On October 4, 2018, in Quality Program Services Inc v Her Majesty the Queen in Right of Ontario as Represented by the Minister of Energy (2018 FC 971), the Federal Court ruled that the Ontario government (Ontario)’s use of the mark “emPOWERme” is confusing with Quality Program Services Inc (QPS)’s registered trademark, and that an official mark is not an absolute defence to infringement.
QPS operates an energy awareness and conservation program in British Columbia under the registered mark EMPOWER ME. In 2013, Ontario announced that it was launching a website under a similar name, “emPOWERme”, in order to educate Ontarians about electricity generation and conservation. QPS took issue with Ontario’s use of the “emPOWERme” mark and brought an action for trademark infringement, passing off and depreciation of goodwill.

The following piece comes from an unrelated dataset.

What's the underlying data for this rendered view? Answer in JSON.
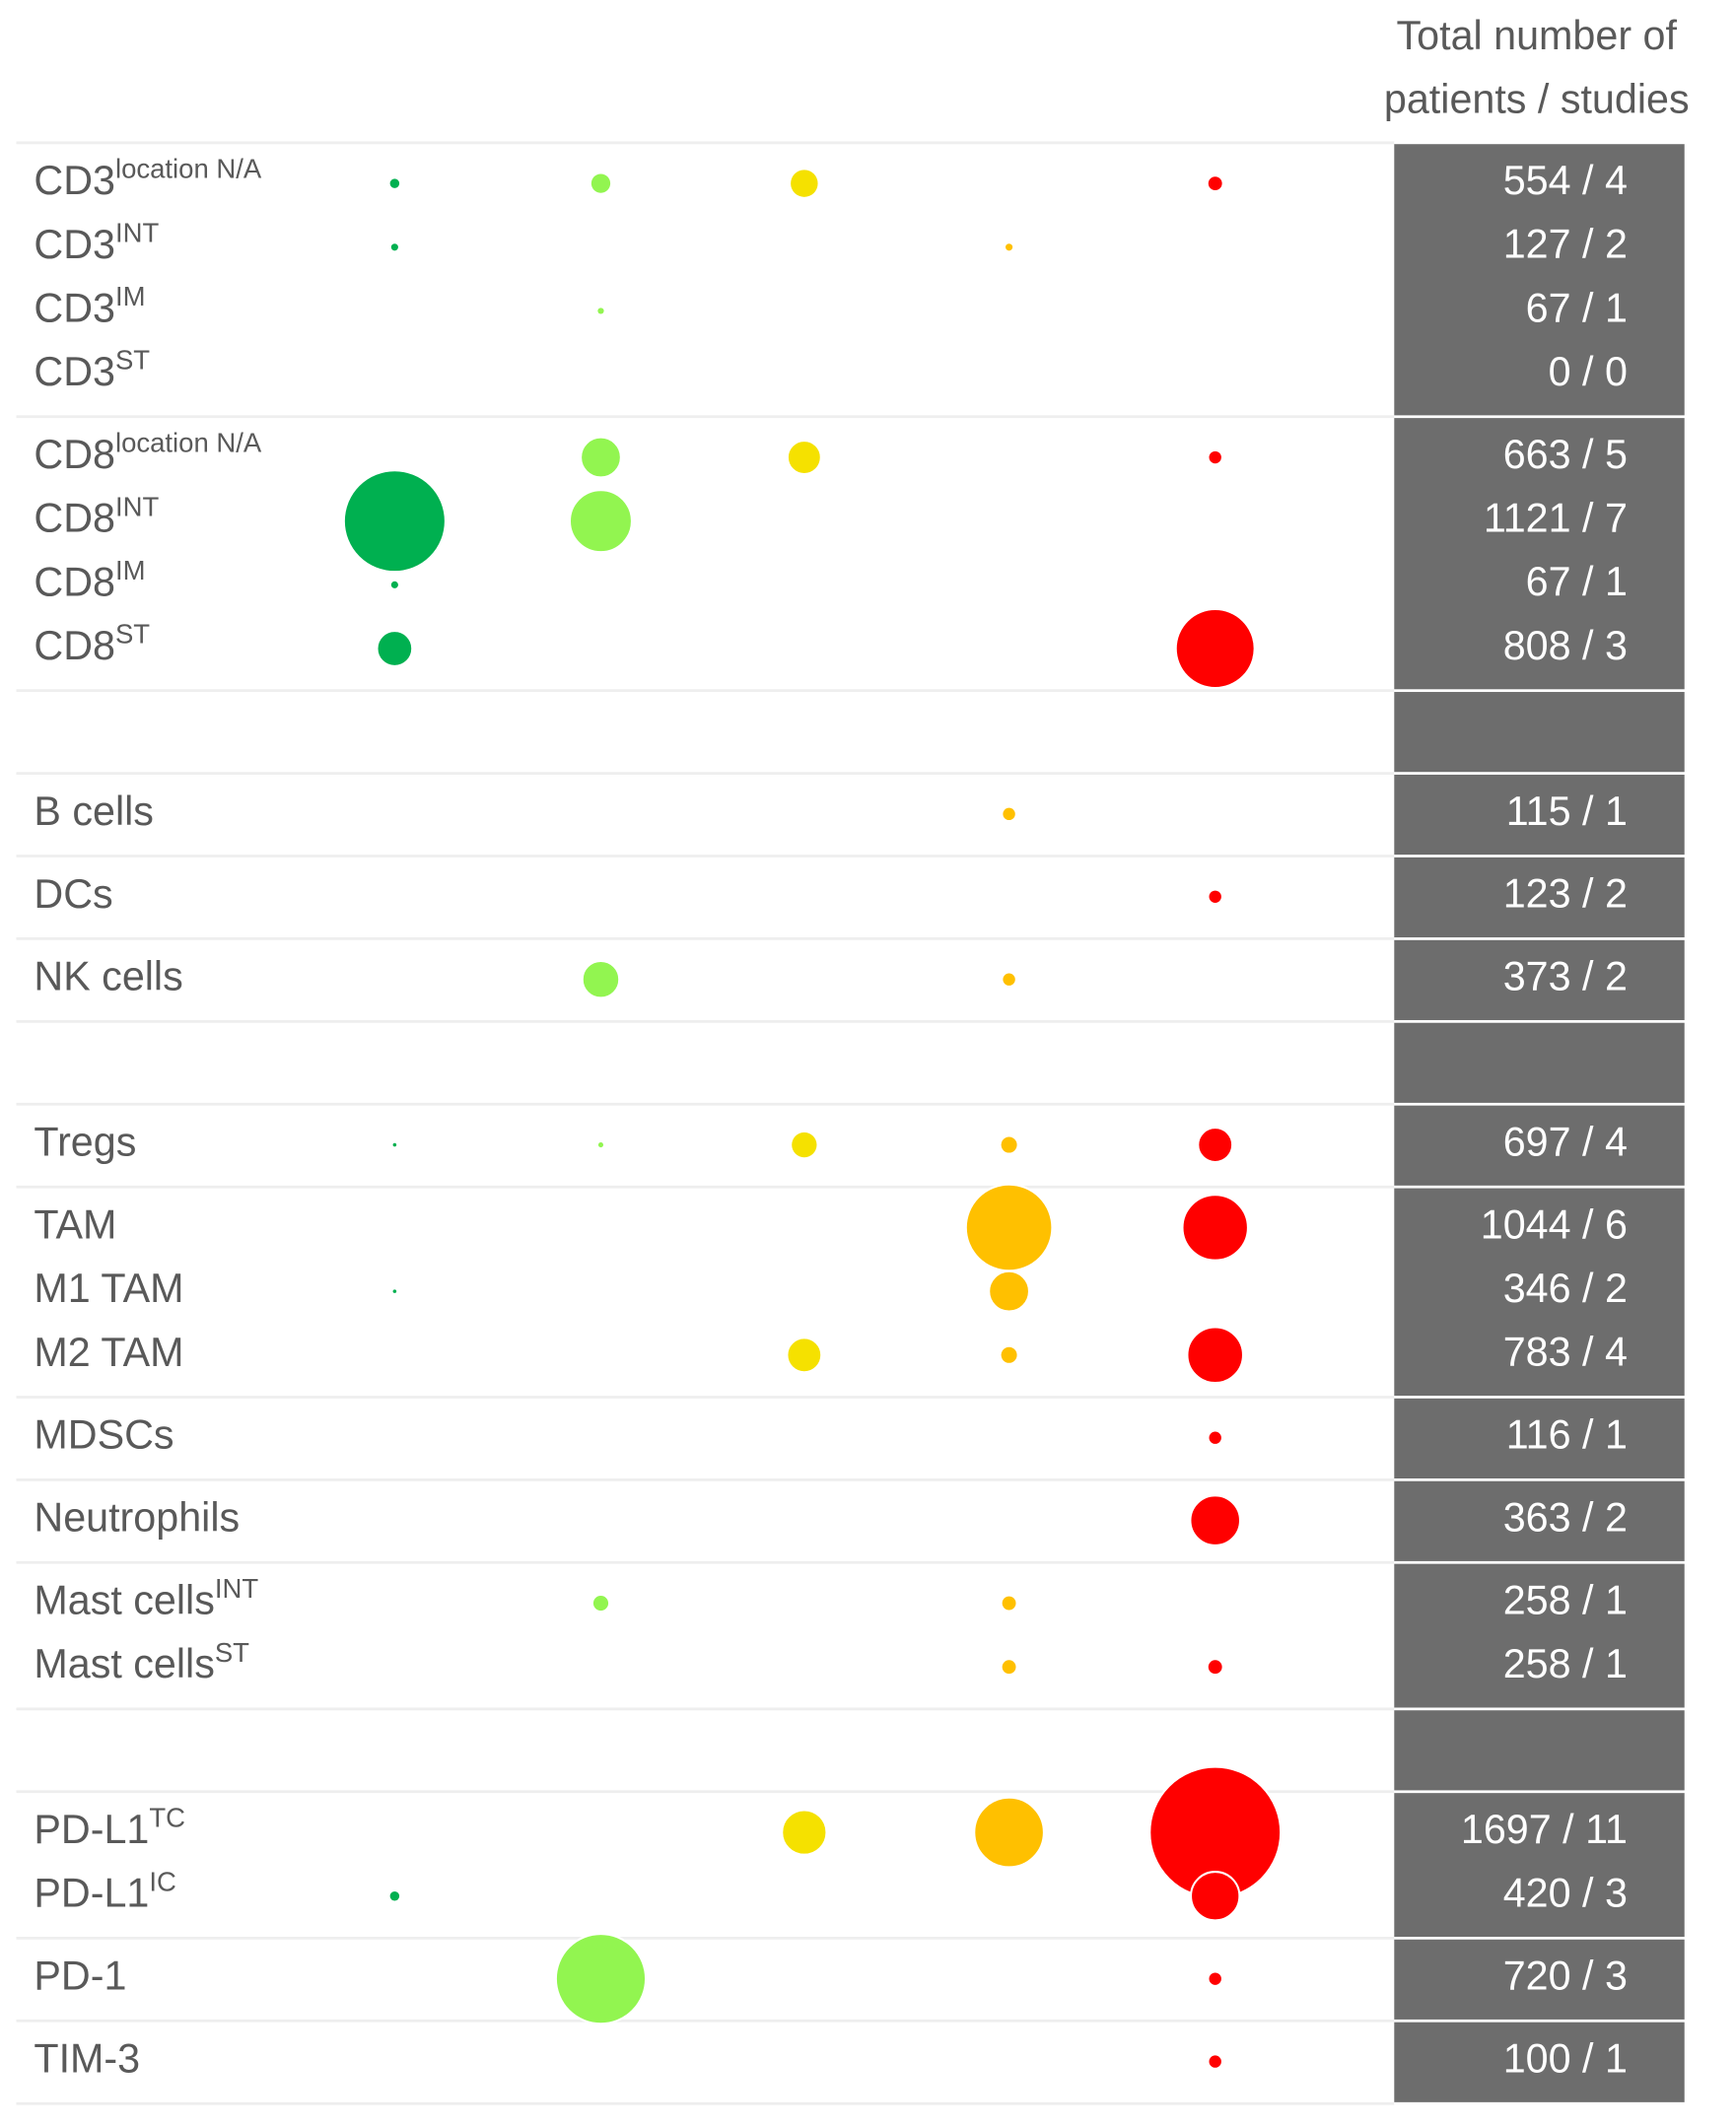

Ontario subsequently sought and received official mark status for the “emPOWERme” mark under section 9(1)(n)(iii) of the Trade-marks Act. Official mark status is available for marks adopted and used by public authorities and, once adopted by the public authority, an official mark cannot be adopted by others for wares and services. However, the Court concluded that Ontario’s official mark status does not prevent QPS’s continued use of its registered EMPOWER ME mark, nor does it provide Ontario with absolute protection against trademark infringement.
The Court concluded that Ontario’s use of “emPOWERme” is confusing with QPS’ use of the mark and that Ontario’s use of “emPOWERme” infringes QPS’s EMPOWER ME registered trademark. With respect to QPS’s claims for passing off and depreciation of goodwill, these claims were dismissed by the Court since QPS’s goodwill is restricted to British Columbia.
This decision clarifies some of the broad rights afforded to official marks.